Is it true that the smoke out of the “Havan Kund” when “Samagri” is used as a fuel is health friendly and does not pollute the atmosphere?

It is true that to many of us the smoke coming from Samagri burning smells nice. Also “Havans” are often accompanied by recitation of many religious mantras. It is natural, therefore, to assume that, that particular result of combustion must be beneficial. To the extent it keeps mosquitoes and other flying insects away it is certainly useful. But let us not forget that all combustion of hydrocarbons must produce carbon dioxide and other gases that cannot be very good for the atmosphere.

Having said that one must keep some balance.

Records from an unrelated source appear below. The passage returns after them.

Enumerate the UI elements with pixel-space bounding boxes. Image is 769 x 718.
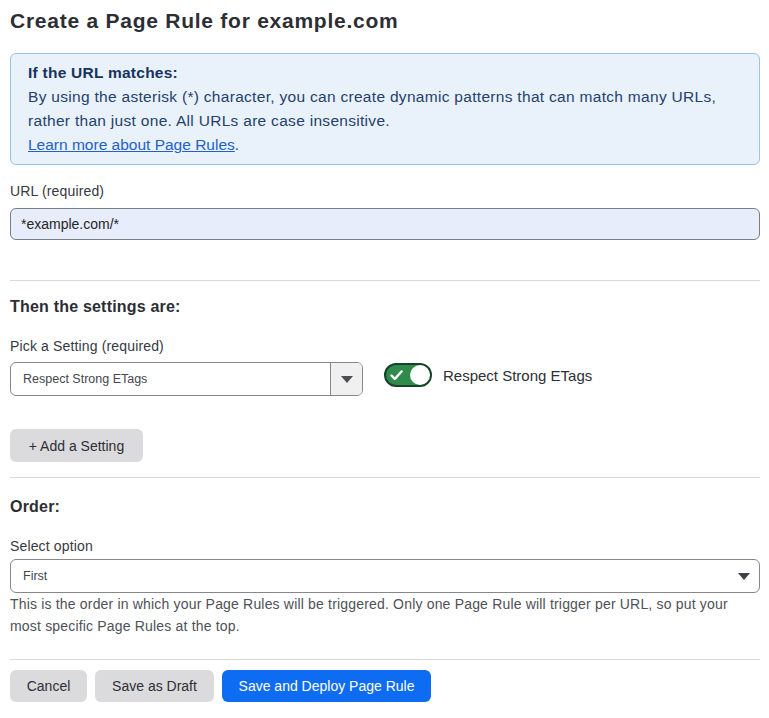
order-help-line: This is the order in which your Page Rul… <box>10 593 760 615</box>
learn-more-link[interactable]: Learn more about Page Rules <box>28 136 235 153</box>
info-box-link-line: Learn more about Page Rules. <box>28 133 742 157</box>
order-section-heading: Order: <box>10 498 60 516</box>
url-field-label: URL (required) <box>10 183 104 199</box>
select-option-label: Select option <box>10 538 93 554</box>
setting-dropdown[interactable]: Respect Strong ETags <box>10 362 363 396</box>
toggle-label: Respect Strong ETags <box>443 367 592 384</box>
page-title: Create a Page Rule for example.com <box>10 8 760 33</box>
order-help-line: most specific Page Rules at the top. <box>10 615 760 637</box>
link-period: . <box>235 136 239 153</box>
divider <box>10 477 760 478</box>
order-help-text: This is the order in which your Page Rul… <box>10 593 760 637</box>
create-page-rule-form: Create a Page Rule for example.com If th… <box>0 0 769 718</box>
chevron-down-icon <box>738 573 750 580</box>
setting-dropdown-button[interactable] <box>330 363 362 395</box>
order-select-value: First <box>11 569 738 583</box>
setting-row: Respect Strong ETags Respect Strong ETag… <box>10 362 760 396</box>
chevron-down-icon <box>341 376 353 383</box>
check-icon <box>390 370 403 381</box>
divider <box>10 280 760 281</box>
pick-setting-label: Pick a Setting (required) <box>10 338 164 354</box>
url-match-info-box: If the URL matches: By using the asteris… <box>10 53 760 165</box>
save-as-draft-button[interactable]: Save as Draft <box>95 670 214 702</box>
add-setting-button[interactable]: + Add a Setting <box>10 429 143 462</box>
footer-buttons: Cancel Save as Draft Save and Deploy Pag… <box>10 670 439 702</box>
info-box-line: rather than just one. All URLs are case … <box>28 109 742 133</box>
toggle-knob <box>410 365 430 385</box>
setting-dropdown-value: Respect Strong ETags <box>11 372 330 386</box>
info-box-heading: If the URL matches: <box>28 61 742 85</box>
divider <box>10 659 760 660</box>
settings-section-heading: Then the settings are: <box>10 298 181 316</box>
info-box-line: By using the asterisk (*) character, you… <box>28 85 742 109</box>
save-and-deploy-button[interactable]: Save and Deploy Page Rule <box>222 670 431 702</box>
url-input[interactable] <box>10 208 760 240</box>
respect-strong-etags-toggle[interactable] <box>384 363 432 387</box>
cancel-button[interactable]: Cancel <box>10 670 87 702</box>
order-select[interactable]: First <box>10 559 760 593</box>
setting-toggle-group: Respect Strong ETags <box>384 363 592 387</box>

It is obvious that the amount of oxides of carbon and other three atom molecules that we produce during all the “havans” that are done is miniscule in quantity as compared to what we produce in generating electricity, cooking food and running all manner of industry.

Therefore, I would not proceed to ban all “havans” on the excuse of protecting our atmosphere. Particularly, because the fragrance is liked by many humans and apparently disliked by many unwanted insects hungry for our blood.

The other day when I inserted the key of my scooter to start it I got a shock. This also happened when I opened the door of my car, came out and closed the door I again got an electrical shock. Why did this happen?

What you have described is a frequent experience of people who live in cold dry climates. This is highly accentuated when we are in heated rooms and it is cold and dry outside. You would remember that you do not get a similar experience when the weather is humid and warm.

The reason is that the voltage produced due to static electricity produced through friction of unlike materials can be thousands of volts. It is high enough to cause a discharge across several millimeters of air. When the humidity of the air is high it becomes slightly conducting and the electrostatic voltage cannot build up to a high level.

I remember that when I lived in Europe and America during winters with warmed up interiors, one had to learn to first touch the metallic doorknob with a key or some other metallic object before opening. Otherwise a rude shock surprised you.

Incidentally the total power involved is not high and shock is never lethal. But it is very annoying.